Catherine de Medici (1519-1589) was one of the great female sovereigns of the sixteenth century -- the "monstrous regiment of women" that John Knox found so troubling. She ruled France as queen and influenced it mightily as queen mother throughout much of the sixteenth century. Besides Machiavellian political maneuvering, one of her great passions was dwarf collecting. In Vasari's painting of Catherine's marriage to the future Henri II, you'll notice a couple of dwarves in attendance. They were more than just curiosities -- Catherine created a tiny dwarf kingdom within her court, as Leonie Frieda explains in Catherine de Medici: Renaissance Queen of France (2005):
She accorded a proper household to her troupe of them; they had their own footmen, apothecaries, laundresses, housekeepers, tutors and so on. The Queen Mother kept her dwarves superbly dressed, wearing furs and precious brocades. Among her favourites were ‘Catherine La Jardiniere’, ‘The Moor’, ‘The Turk’, ‘The dwarf Marvile’ and ‘Auguste Romanesque’, who carried a sword and dagger. There was even a dwarf monk. . . . They all received pocket money from her and she married off two of her favourites in a splendid miniature ceremony. Catherine La Jardiniere was the Queen Mother’s best-loved dwarf and this tiny companion accompanied her almost everywhere.
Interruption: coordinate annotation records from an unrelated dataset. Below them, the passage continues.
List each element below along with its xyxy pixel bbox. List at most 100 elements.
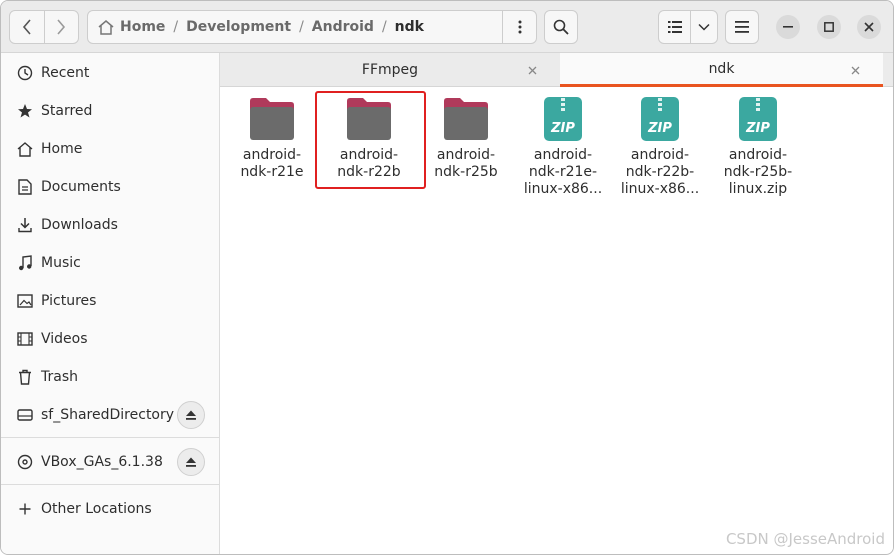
file-name: android-ndk-r25b-linux.zip [723, 147, 793, 197]
zip-archive-icon: ZIP [537, 93, 589, 145]
watermark-text: CSDN @JesseAndroid [725, 530, 885, 548]
file-item-folder[interactable]: android-ndk-r25b [418, 93, 514, 181]
sidebar-item-home[interactable]: Home [1, 130, 219, 168]
trash-icon [15, 369, 35, 385]
hamburger-menu-icon [735, 21, 749, 33]
chevron-right-icon [57, 19, 66, 35]
sidebar-item-label: Starred [41, 103, 93, 119]
disc-icon [15, 454, 35, 470]
zip-archive-icon: ZIP [732, 93, 784, 145]
sidebar-item-label: Other Locations [41, 501, 152, 517]
sidebar-item-pictures[interactable]: Pictures [1, 282, 219, 320]
back-button[interactable] [10, 11, 44, 43]
sidebar-item-music[interactable]: Music [1, 244, 219, 282]
view-dropdown-button[interactable] [691, 11, 717, 43]
sidebar-item-label: Documents [41, 179, 121, 195]
breadcrumb-label: Android [311, 19, 374, 35]
sidebar-item-starred[interactable]: Starred [1, 92, 219, 130]
breadcrumb-label: Development [186, 19, 292, 35]
sidebar: Recent Starred Home Documents Downloads … [1, 53, 220, 554]
list-view-icon [667, 21, 682, 33]
search-button[interactable] [544, 10, 578, 44]
sidebar-item-label: Trash [41, 369, 78, 385]
view-options-group [658, 10, 718, 44]
drive-icon [15, 408, 35, 422]
eject-button[interactable] [177, 448, 205, 476]
file-item-zip[interactable]: ZIP android-ndk-r25b-linux.zip [710, 93, 806, 198]
sidebar-item-videos[interactable]: Videos [1, 320, 219, 358]
sidebar-item-documents[interactable]: Documents [1, 168, 219, 206]
breadcrumb-home[interactable]: Home [88, 11, 171, 43]
maximize-button[interactable] [817, 15, 841, 39]
file-item-folder[interactable]: android-ndk-r21e [224, 93, 320, 181]
sidebar-item-downloads[interactable]: Downloads [1, 206, 219, 244]
document-icon [15, 179, 35, 195]
path-bar: Home / Development / Android / ndk [87, 10, 537, 44]
breadcrumb-label: Home [120, 19, 166, 35]
sidebar-separator [1, 437, 219, 438]
tab-close-button[interactable] [524, 62, 540, 78]
main-menu-button[interactable] [725, 10, 759, 44]
search-icon [553, 19, 569, 35]
breadcrumb-development[interactable]: Development [180, 11, 297, 43]
chevron-down-icon [698, 23, 710, 31]
path-menu-button[interactable] [502, 11, 536, 43]
sidebar-item-label: Downloads [41, 217, 118, 233]
eject-icon [186, 410, 196, 420]
tab-close-button[interactable] [847, 62, 863, 78]
home-icon [98, 19, 114, 35]
close-button[interactable] [857, 15, 881, 39]
close-icon [864, 22, 874, 32]
eject-icon [186, 457, 196, 467]
home-icon [15, 141, 35, 157]
sidebar-item-recent[interactable]: Recent [1, 54, 219, 92]
file-name: android-ndk-r21e-linux-x86... [523, 147, 603, 197]
minimize-button[interactable] [776, 15, 800, 39]
picture-icon [15, 294, 35, 308]
file-item-folder[interactable]: android-ndk-r22b [321, 93, 417, 181]
clock-icon [15, 65, 35, 81]
sidebar-item-label: Videos [41, 331, 88, 347]
plus-icon [15, 503, 35, 515]
folder-icon [343, 93, 395, 145]
svg-text:ZIP: ZIP [647, 121, 672, 136]
sidebar-item-label: Music [41, 255, 81, 271]
maximize-icon [824, 22, 834, 32]
sidebar-item-trash[interactable]: Trash [1, 358, 219, 396]
list-view-button[interactable] [659, 11, 691, 43]
file-name: android-ndk-r22b-linux-x86... [620, 147, 700, 197]
sidebar-item-vbox-gas[interactable]: VBox_GAs_6.1.38 [1, 443, 219, 481]
breadcrumb-ndk[interactable]: ndk [389, 11, 430, 43]
sidebar-item-other-locations[interactable]: Other Locations [1, 490, 219, 528]
file-grid: android-ndk-r21e android-ndk-r22b androi… [220, 87, 893, 554]
header-bar: Home / Development / Android / ndk [1, 1, 893, 53]
sidebar-separator [1, 484, 219, 485]
navigation-buttons [9, 10, 79, 44]
breadcrumb-label: ndk [394, 19, 424, 35]
tab-ndk[interactable]: ndk [560, 53, 883, 87]
svg-text:ZIP: ZIP [745, 121, 770, 136]
music-icon [15, 255, 35, 271]
close-icon [528, 66, 536, 74]
breadcrumb-separator: / [299, 19, 304, 35]
file-item-zip[interactable]: ZIP android-ndk-r22b-linux-x86... [612, 93, 708, 198]
sidebar-item-shared-directory[interactable]: sf_SharedDirectory [1, 396, 219, 434]
video-icon [15, 332, 35, 346]
sidebar-item-label: VBox_GAs_6.1.38 [41, 454, 163, 470]
sidebar-item-label: Recent [41, 65, 90, 81]
zip-archive-icon: ZIP [634, 93, 686, 145]
file-item-zip[interactable]: ZIP android-ndk-r21e-linux-x86... [515, 93, 611, 198]
download-icon [15, 217, 35, 233]
file-name: android-ndk-r21e [240, 147, 304, 180]
tab-label: FFmpeg [361, 62, 419, 78]
sidebar-item-label: sf_SharedDirectory [41, 407, 175, 423]
breadcrumb-separator: / [381, 19, 387, 35]
file-name: android-ndk-r22b [337, 147, 401, 180]
forward-button[interactable] [43, 11, 79, 43]
tab-ffmpeg[interactable]: FFmpeg [220, 53, 560, 87]
breadcrumb-android[interactable]: Android [306, 11, 380, 43]
eject-button[interactable] [177, 401, 205, 429]
minimize-icon [783, 26, 793, 28]
file-manager-window: Home / Development / Android / ndk Recen… [0, 0, 894, 555]
folder-icon [246, 93, 298, 145]
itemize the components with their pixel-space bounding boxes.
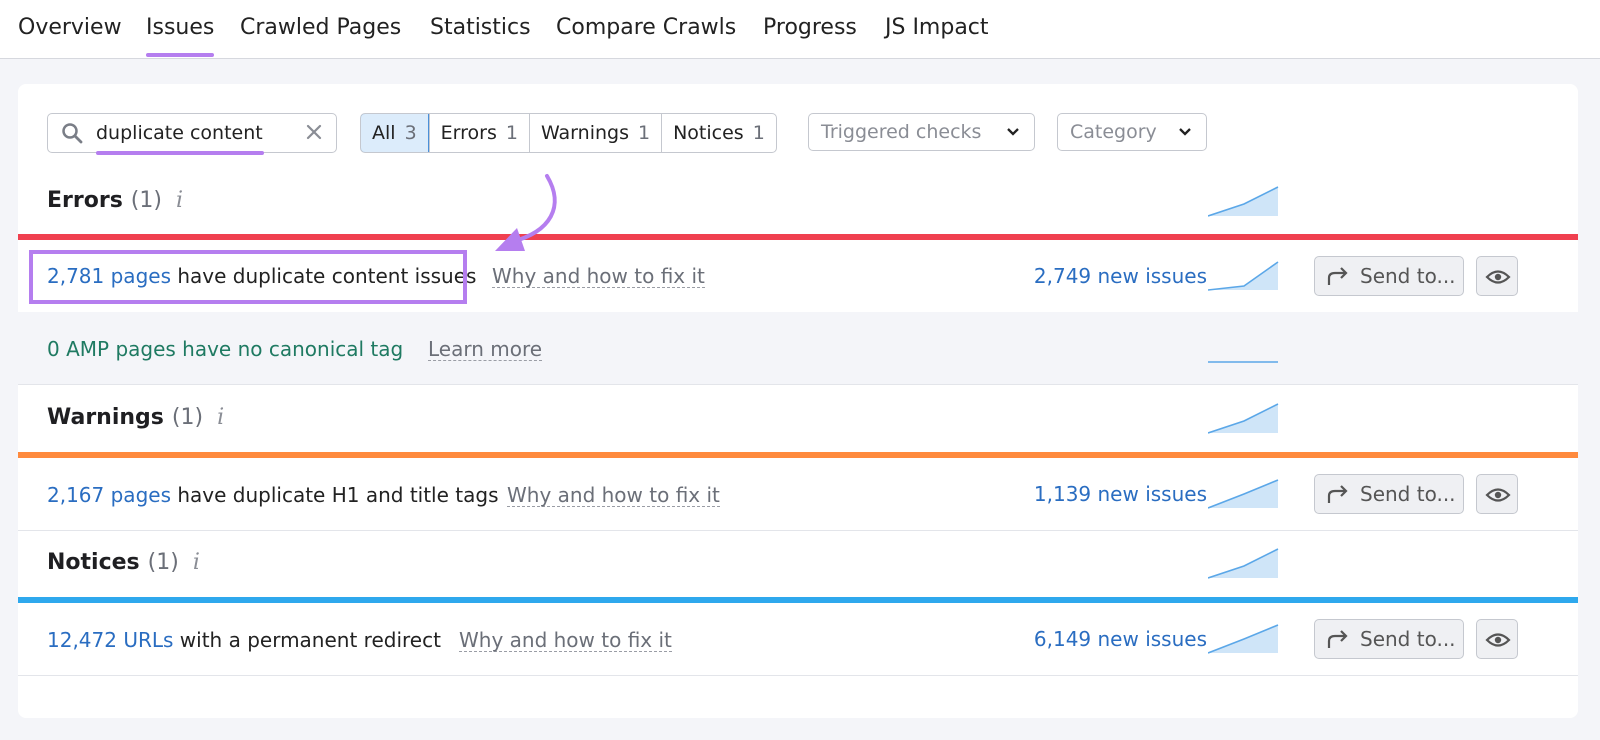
search-input[interactable]: duplicate content xyxy=(47,113,337,155)
issues-card: duplicate content All 3 Errors 1 Warning… xyxy=(18,84,1578,718)
why-fix-link[interactable]: Why and how to fix it xyxy=(507,484,720,507)
issue-row-duplicate-h1: 2,167 pages have duplicate H1 and title … xyxy=(18,458,1578,531)
send-to-button[interactable]: Send to... xyxy=(1314,256,1464,296)
share-arrow-icon xyxy=(1327,485,1348,503)
toggle-visibility-button[interactable] xyxy=(1476,619,1518,659)
toggle-visibility-button[interactable] xyxy=(1476,474,1518,514)
eye-icon xyxy=(1485,488,1511,502)
learn-more-link[interactable]: Learn more xyxy=(428,338,543,361)
filter-count: 1 xyxy=(505,122,518,144)
severity-filter: All 3 Errors 1 Warnings 1 Notices 1 xyxy=(360,113,777,153)
errors-trend-sparkline xyxy=(1208,186,1279,217)
issue-pages-link[interactable]: 2,167 pages xyxy=(47,483,171,507)
triggered-checks-dropdown[interactable]: Triggered checks xyxy=(808,113,1035,151)
issue-trend-sparkline xyxy=(1208,479,1279,509)
close-icon[interactable] xyxy=(304,122,324,142)
issue-row-permanent-redirect: 12,472 URLs with a permanent redirect Wh… xyxy=(18,603,1578,676)
issue-trend-sparkline xyxy=(1208,624,1279,654)
tab-crawled-pages[interactable]: Crawled Pages xyxy=(240,15,401,40)
section-count: (1) xyxy=(130,188,162,213)
issue-row-amp-canonical: 0 AMP pages have no canonical tag Learn … xyxy=(18,312,1578,385)
issue-text: 0 AMP pages have no canonical tag xyxy=(47,337,404,361)
why-fix-link[interactable]: Why and how to fix it xyxy=(459,629,672,652)
eye-icon xyxy=(1485,633,1511,647)
section-title: Notices xyxy=(47,550,140,575)
new-issues-link[interactable]: 6,149 new issues xyxy=(1034,627,1207,651)
tab-compare-crawls[interactable]: Compare Crawls xyxy=(556,15,736,40)
filter-notices[interactable]: Notices 1 xyxy=(661,114,776,152)
search-icon xyxy=(62,123,83,144)
tab-statistics[interactable]: Statistics xyxy=(430,15,531,40)
issue-description: 2,167 pages have duplicate H1 and title … xyxy=(47,483,498,507)
notices-heading: Notices (1) i xyxy=(47,550,200,575)
send-to-label: Send to... xyxy=(1360,482,1456,506)
issue-description: 12,472 URLs with a permanent redirect xyxy=(47,628,441,652)
issue-urls-link[interactable]: 12,472 URLs xyxy=(47,628,173,652)
section-title: Errors xyxy=(47,188,123,213)
warnings-heading: Warnings (1) i xyxy=(47,405,224,430)
notices-trend-sparkline xyxy=(1208,548,1279,579)
filter-count: 3 xyxy=(404,122,417,144)
eye-icon xyxy=(1485,270,1511,284)
search-value: duplicate content xyxy=(96,122,263,144)
send-to-label: Send to... xyxy=(1360,264,1456,288)
highlight-underline xyxy=(96,151,264,155)
info-icon[interactable]: i xyxy=(176,188,183,213)
new-issues-link[interactable]: 1,139 new issues xyxy=(1034,482,1207,506)
category-dropdown[interactable]: Category xyxy=(1057,113,1207,151)
filter-label: All xyxy=(372,122,396,144)
new-issues-link[interactable]: 2,749 new issues xyxy=(1034,264,1207,288)
info-icon[interactable]: i xyxy=(217,405,224,430)
issue-text: have duplicate H1 and title tags xyxy=(170,483,499,507)
send-to-button[interactable]: Send to... xyxy=(1314,474,1464,514)
filter-label: Errors xyxy=(440,122,497,144)
dropdown-label: Category xyxy=(1070,121,1157,143)
section-count: (1) xyxy=(171,405,204,430)
toggle-visibility-button[interactable] xyxy=(1476,256,1518,296)
errors-heading: Errors (1) i xyxy=(47,188,183,213)
chevron-down-icon xyxy=(1007,128,1019,136)
send-to-label: Send to... xyxy=(1360,627,1456,651)
annotation-arrow xyxy=(495,174,557,251)
chevron-down-icon xyxy=(1179,128,1191,136)
filter-count: 1 xyxy=(752,122,765,144)
top-nav: Overview Issues Crawled Pages Statistics… xyxy=(0,0,1600,59)
dropdown-label: Triggered checks xyxy=(821,121,982,143)
section-count: (1) xyxy=(147,550,179,575)
tab-issues[interactable]: Issues xyxy=(146,15,215,57)
section-title: Warnings xyxy=(47,405,164,430)
issue-trend-sparkline xyxy=(1208,261,1279,291)
tab-progress[interactable]: Progress xyxy=(763,15,857,40)
issue-trend-sparkline xyxy=(1208,361,1278,363)
highlight-box xyxy=(29,250,467,304)
filter-errors[interactable]: Errors 1 xyxy=(428,114,529,152)
warnings-trend-sparkline xyxy=(1208,403,1279,434)
filter-all[interactable]: All 3 xyxy=(360,114,429,152)
filter-count: 1 xyxy=(637,122,651,144)
filter-label: Warnings xyxy=(540,122,629,144)
share-arrow-icon xyxy=(1327,630,1348,648)
tab-overview[interactable]: Overview xyxy=(18,15,122,40)
share-arrow-icon xyxy=(1327,267,1348,285)
filter-label: Notices xyxy=(673,122,744,144)
issue-text: with a permanent redirect xyxy=(173,628,441,652)
send-to-button[interactable]: Send to... xyxy=(1314,619,1464,659)
tab-js-impact[interactable]: JS Impact xyxy=(885,15,989,40)
filter-warnings[interactable]: Warnings 1 xyxy=(528,114,661,152)
info-icon[interactable]: i xyxy=(193,550,200,575)
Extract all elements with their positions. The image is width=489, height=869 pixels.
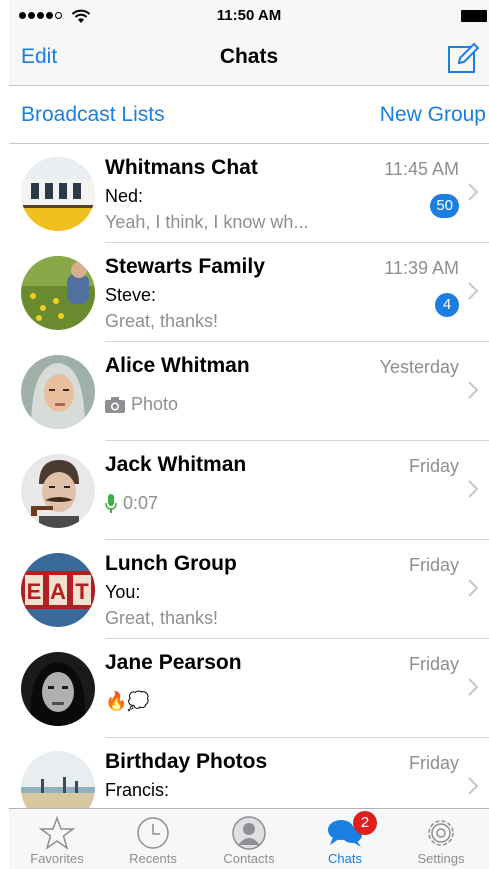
tab-label: Contacts — [223, 851, 275, 866]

Catherine's fondness for little people was shared by her granddaughter Eugenia, who is paired with her own favorite dwarf in a portrait by an unknown artist, c. 1599.
You can read more about dwarves in the art of 15th to 18th century Europe at this PBS site. Velasquez is particularly well known for his painting of dwarves in the Spanish court of the 17th century. Las Meninas (The Ladies in Waiting) is probably the most well-known of these works.